Ive blown a hole in a piston, cracked rings, and only had smoke, no grinding, no noise . No one can say how much to repair as even you dont know the problem or extent of damage. Or extent of debris in the motor. This type of damage comes from wear, wear from not maintaining the mower with good oil or overworking it. Is it a temsumseh, they are the bottom of the barrel, rarely worth rebuilding. Valves dont take the brunt of wear on Temsumeh or in a load up. They have crap bearing and oiling design. Sears has honda powered mowers now, cheap. go get a 20 yr honda , use better oil, change your oil more often and dont beat yor machine and expect it to last.

Reply to
m Ransley

Well I never heard of a "blown valve" doing as you described and I think you can forget that. I 'might' be a blown head gasket which wouldn't be much. If it has thrown a rod resulting in the described action, it should be obvious by looking at the side of the engine. If it threw a rod and didn't bust the side of the engine, you would not have seen anything out that side when it occurred, if there is a hole in the block, throw the engine away. There would not necessarily be any other noise associated with throwing a rod.

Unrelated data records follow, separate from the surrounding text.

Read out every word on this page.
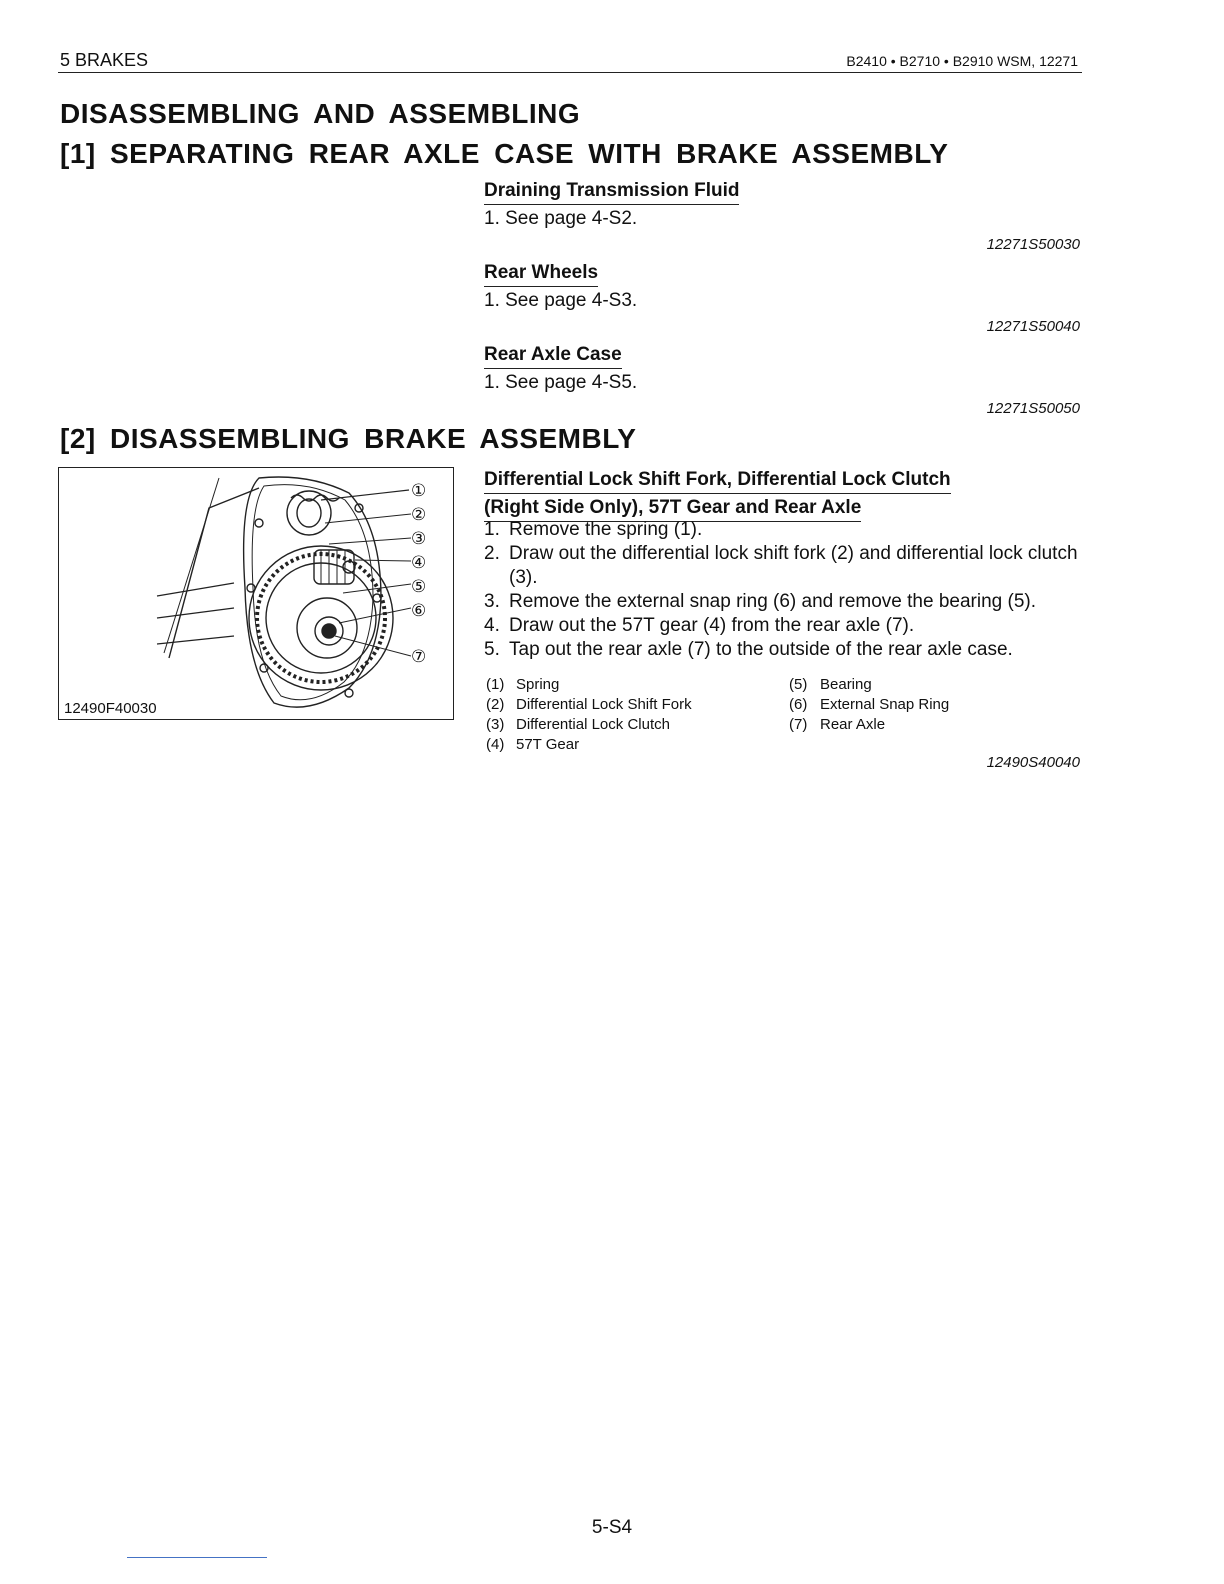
5 BRAKES	B2410 • B2710 • B2910 WSM, 12271
DISASSEMBLING AND ASSEMBLING
[1] SEPARATING REAR AXLE CASE WITH BRAKE ASSEMBLY
Draining Transmission Fluid
1. See page 4-S2.
12271S50030
Rear Wheels
1. See page 4-S3.
12271S50040
Rear Axle Case
1. See page 4-S5.
12271S50050
[2] DISASSEMBLING BRAKE ASSEMBLY
①
②
③
④
⑤
⑥
⑦
12490F40030
Differential Lock Shift Fork, Differential Lock Clutch
(Right Side Only), 57T Gear and Rear Axle
1. Remove the spring (1).
2. Draw out the differential lock shift fork (2) and differential lock clutch (3).
3. Remove the external snap ring (6) and remove the bearing (5).
4. Draw out the 57T gear (4) from the rear axle (7).
5. Tap out the rear axle (7) to the outside of the rear axle case.
(1) Spring
(2) Differential Lock Shift Fork
(3) Differential Lock Clutch
(4) 57T Gear
(5) Bearing
(6) External Snap Ring
(7) Rear Axle
12490S40040
5-S4
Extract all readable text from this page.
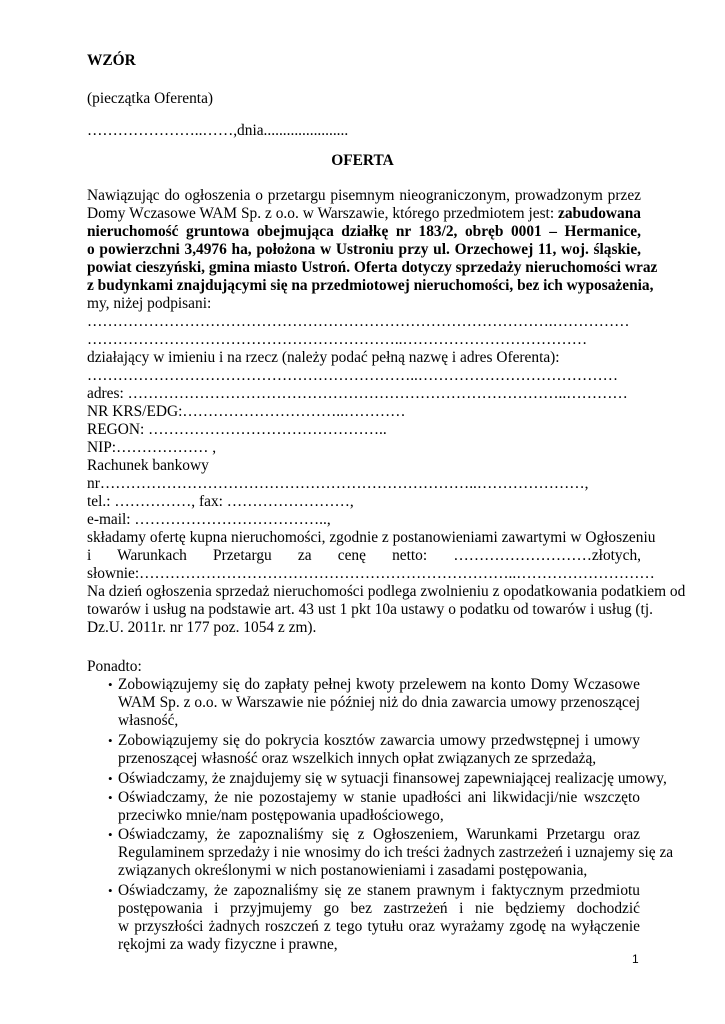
WZÓR
(pieczątka Oferenta)
…………………..……,dnia......................
OFERTA
Nawiązując do ogłoszenia o przetargu pisemnym nieograniczonym, prowadzonym przez
Domy Wczasowe WAM Sp. z o.o. w Warszawie, którego przedmiotem jest: zabudowana
nieruchomość gruntowa obejmująca działkę nr 183/2, obręb 0001 – Hermanice,
o powierzchni 3,4976 ha, położona w Ustroniu przy ul. Orzechowej 11, woj. śląskie,
powiat cieszyński, gmina miasto Ustroń. Oferta dotyczy sprzedaży nieruchomości wraz
z budynkami znajdującymi się na przedmiotowej nieruchomości, bez ich wyposażenia,
my, niżej podpisani:
……………………………………………………………………………….……………
……………………………………………………..………………………………
działający w imieniu i na rzecz (należy podać pełną nazwę i adres Oferenta):
………………………………………………………..…………………………………
adres: …………………………………………………………………………..…………
NR KRS/EDG:…………………………..…………
REGON: ………………………………………..
NIP:……………… ,
Rachunek bankowy
nr………………………………………………………………..…………………,
tel.: ……………, fax: ……………………,
e-mail: ………………………………..,
składamy ofertę kupna nieruchomości, zgodnie z postanowieniami zawartymi w Ogłoszeniu
i Warunkach Przetargu za cenę netto: ………………………złotych,
słownie:………………………………………………………………..………………………
Na dzień ogłoszenia sprzedaż nieruchomości podlega zwolnieniu z opodatkowania podatkiem od
towarów i usług na podstawie art. 43 ust 1 pkt 10a ustawy o podatku od towarów i usług (tj.
Dz.U. 2011r. nr 177 poz. 1054 z zm).
Ponadto:
• Zobowiązujemy się do zapłaty pełnej kwoty przelewem na konto Domy Wczasowe
WAM Sp. z o.o. w Warszawie nie później niż do dnia zawarcia umowy przenoszącej
własność,
• Zobowiązujemy się do pokrycia kosztów zawarcia umowy przedwstępnej i umowy
przenoszącej własność oraz wszelkich innych opłat związanych ze sprzedażą,
• Oświadczamy, że znajdujemy się w sytuacji finansowej zapewniającej realizację umowy,
• Oświadczamy, że nie pozostajemy w stanie upadłości ani likwidacji/nie wszczęto
przeciwko mnie/nam postępowania upadłościowego,
• Oświadczamy, że zapoznaliśmy się z Ogłoszeniem, Warunkami Przetargu oraz
Regulaminem sprzedaży i nie wnosimy do ich treści żadnych zastrzeżeń i uznajemy się za
związanych określonymi w nich postanowieniami i zasadami postępowania,
• Oświadczamy, że zapoznaliśmy się ze stanem prawnym i faktycznym przedmiotu
postępowania i przyjmujemy go bez zastrzeżeń i nie będziemy dochodzić
w przyszłości żadnych roszczeń z tego tytułu oraz wyrażamy zgodę na wyłączenie
rękojmi za wady fizyczne i prawne,
1
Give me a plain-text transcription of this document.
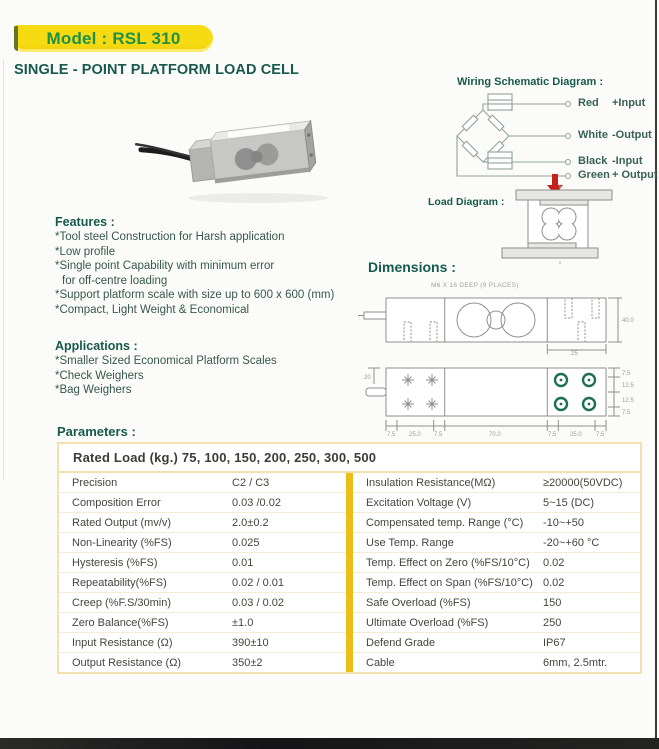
Model : RSL 310
SINGLE - POINT PLATFORM LOAD CELL
Wiring Schematic Diagram :
Red +Input
White -Output
Black -Input
Green + Output
Load Diagram :
Features :
*Tool steel Construction for Harsh application
*Low profile
*Single point Capability with minimum error
for off-centre loading
*Support platform scale with size up to 600 x 600 (mm)
*Compact, Light Weight & Economical
Applications :
*Smaller Sized Economical Platform Scales
*Check Weighers
*Bag Weighers
Dimensions :
M6 X 16 DEEP (9 PLACES)
40.0
25
20
7.5 25.0 7.5	70.0	7.5 25.0 7.5
7.5
12.5
12.5
7.5
Parameters :
Rated Load (kg.) 75, 100, 150, 200, 250, 300, 500
Precision	C2 / C3
Composition Error	0.03 /0.02
Rated Output (mv/v)	2.0±0.2
Non-Linearity (%FS)	0.025
Hysteresis (%FS)	0.01
Repeatability(%FS)	0.02 / 0.01
Creep (%F.S/30min)	0.03 / 0.02
Zero Balance(%FS)	±1.0
Input Resistance (Ω)	390±10
Output Resistance (Ω)	350±2
Insulation Resistance(MΩ)	≥20000(50VDC)
Excitation Voltage (V)	5~15 (DC)
Compensated temp. Range (°C)	-10~+50
Use Temp. Range	-20~+60 °C
Temp. Effect on Zero (%FS/10°C)	0.02
Temp. Effect on Span (%FS/10°C) 0.02
Safe Overload (%FS)	150
Ultimate Overload (%FS)	250
Defend Grade	IP67
Cable	6mm, 2.5mtr.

You should be able to stick a dowel or long rod in the spark plug hole and tell if the piston is going up and down when you turn the engine by hand. This will tell you if it has thrown a rod absent a hole in side of block.

Walt Conner

noisesht cost to fix.

Reply to
Walt Conner

This same thing happened to the mower of a friend of mine. No compression - valve not moving. We opened the case and noticed that the plastic cam gear had broken in half. Got the $20 replacement gear from sears, put it back together, and it ran like a champ.